Eminem Almost Played Mark Wahlberg’s Best Role
Eminim was the first choice to play Mickey Ward in The Fighter, a role that went on to become one of Mark Wahlberg's best.
Rapper Marshall Mathers III, better known by his stage name Eminem, is known for his hard-hitting, dynamic, lyrically complex rhymes. But fans of the artist were very close to seeing him let loose a completely different kind of punch. According to The Hollywood Reporter, Eminem was apparently at the head of the pack to star as none other than Micky Ward in the 2010 David O. Russell-directed sports drama film The Fighter.
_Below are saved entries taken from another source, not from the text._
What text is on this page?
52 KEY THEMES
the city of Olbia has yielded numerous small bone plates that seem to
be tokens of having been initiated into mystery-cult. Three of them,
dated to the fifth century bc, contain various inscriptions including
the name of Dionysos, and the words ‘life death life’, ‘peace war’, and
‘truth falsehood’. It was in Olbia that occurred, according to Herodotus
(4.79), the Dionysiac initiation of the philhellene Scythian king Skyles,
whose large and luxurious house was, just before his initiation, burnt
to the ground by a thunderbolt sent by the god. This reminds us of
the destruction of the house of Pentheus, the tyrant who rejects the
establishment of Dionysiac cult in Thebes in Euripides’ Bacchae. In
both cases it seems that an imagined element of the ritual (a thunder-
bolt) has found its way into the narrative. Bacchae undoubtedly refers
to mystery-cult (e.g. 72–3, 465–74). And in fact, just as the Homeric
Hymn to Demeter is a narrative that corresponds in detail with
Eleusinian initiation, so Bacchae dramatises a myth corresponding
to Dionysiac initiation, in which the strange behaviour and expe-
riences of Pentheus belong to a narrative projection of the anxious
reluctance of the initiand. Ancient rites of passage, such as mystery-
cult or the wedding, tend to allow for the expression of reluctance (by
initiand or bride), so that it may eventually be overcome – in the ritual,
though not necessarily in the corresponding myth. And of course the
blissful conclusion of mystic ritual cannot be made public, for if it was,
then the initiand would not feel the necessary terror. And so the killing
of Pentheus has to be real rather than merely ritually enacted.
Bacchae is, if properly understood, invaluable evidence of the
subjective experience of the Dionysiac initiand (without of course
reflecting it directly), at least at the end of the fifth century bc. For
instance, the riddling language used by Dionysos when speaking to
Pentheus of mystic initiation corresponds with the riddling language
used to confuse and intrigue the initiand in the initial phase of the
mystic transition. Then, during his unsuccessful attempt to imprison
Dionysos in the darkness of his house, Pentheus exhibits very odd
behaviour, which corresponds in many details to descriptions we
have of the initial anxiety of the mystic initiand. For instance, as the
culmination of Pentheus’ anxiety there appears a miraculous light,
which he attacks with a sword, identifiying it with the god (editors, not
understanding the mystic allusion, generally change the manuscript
“The first person that we thought would star in this film was Eminem,” film producer Todd Lieberman said. “Eminem was going to be Micky Ward.” This may come as a shock to viewers given Eminem doesn’t have the same profile as an actor as Mark Wahlberg, but when Liberman explained the context around the situation things become more clear. “That was a moment in time where he had come off of 8 Mile, and he was interested in making movies, and he wanted to do a boxing movie,” Lieberman said. “So that was something we pursued for a minute. And there was real life in that for a minute.”
2002’s rap drama 8 Mile was both critically and commercially successful. Pulling autobiographical details from Eminem’s own life growing up as a white rapper in Detriot, the film tells the story of Jimmy Smith Jr. aka B-Rabbit as he tries to make it in the battle-rap scene of Detroit as a white rapper from the other side of town. Eminem became the first rapper ever to win an Academy Award when his single “Lose Yourself” won the Academy Award for Best Original Song in 2003.
Although Eminem’s career has primarily been in the world of Hip-Hop, the rapper has made a number of appearances in film, television, and other media. He had a small role in the 2001 film The Wash, as a voice actor in the video game 50 Cent: Bulletproof, as a guest star on the Comedy Central television show Crank Yankers, and has had cameo appearances as himself in the 2009 film Funny People, in the HBO series Entourage, and in the 2014 comedy film The Interview.
Not many people would think that Eminem and Mark Wahlberg could satisfy the same niche, but the two might have more in common than the average person might guess.
For starters, both are critically acclaimed within their own genre. To go along with his Academy Award, Eminem has won 15 Grammy Awards, 17 Billboard Music Awards, and Billboard even named him the “Artist of the Decade” from 2000-2009. Mark Wahlberg’s roles in the crime drama The Departed and The Fighter both garnered him praise from fans and critics, and he has had a successful and prolific career in film.
One big overlooked similarity is that Mark Wahlberg was also a rapper in his early years. He had a brief stint as one of the original members of New Kids on the Block alongside older brother Donnie Wahlberg, before he went off on his own with Marky Mark and the Funky Bunch, earning himself a hit with “Good Vibrations” from their debut album Music for the People. Both also come from fairly humble beginnings, with Mark growing up in a working-class neighborhood in Dorchester, Boston, and Eminem hailing from a single-parent household in working-class Detroit.
Although it initially sounds far-fetched, maybe Eminem could have been a great fit for the gritty fighting film. That being said, Wahlberg’s performance in The Fighter was hailed as one of the best performances of the year and helped propel the film to critical acclaim. It certainly would have been a different experience altogether if it had been Eminem and not Mark Wahlberg, and it’s a fun alternate reality quandary for fans of the rapper to ponder as they await his next film appearance.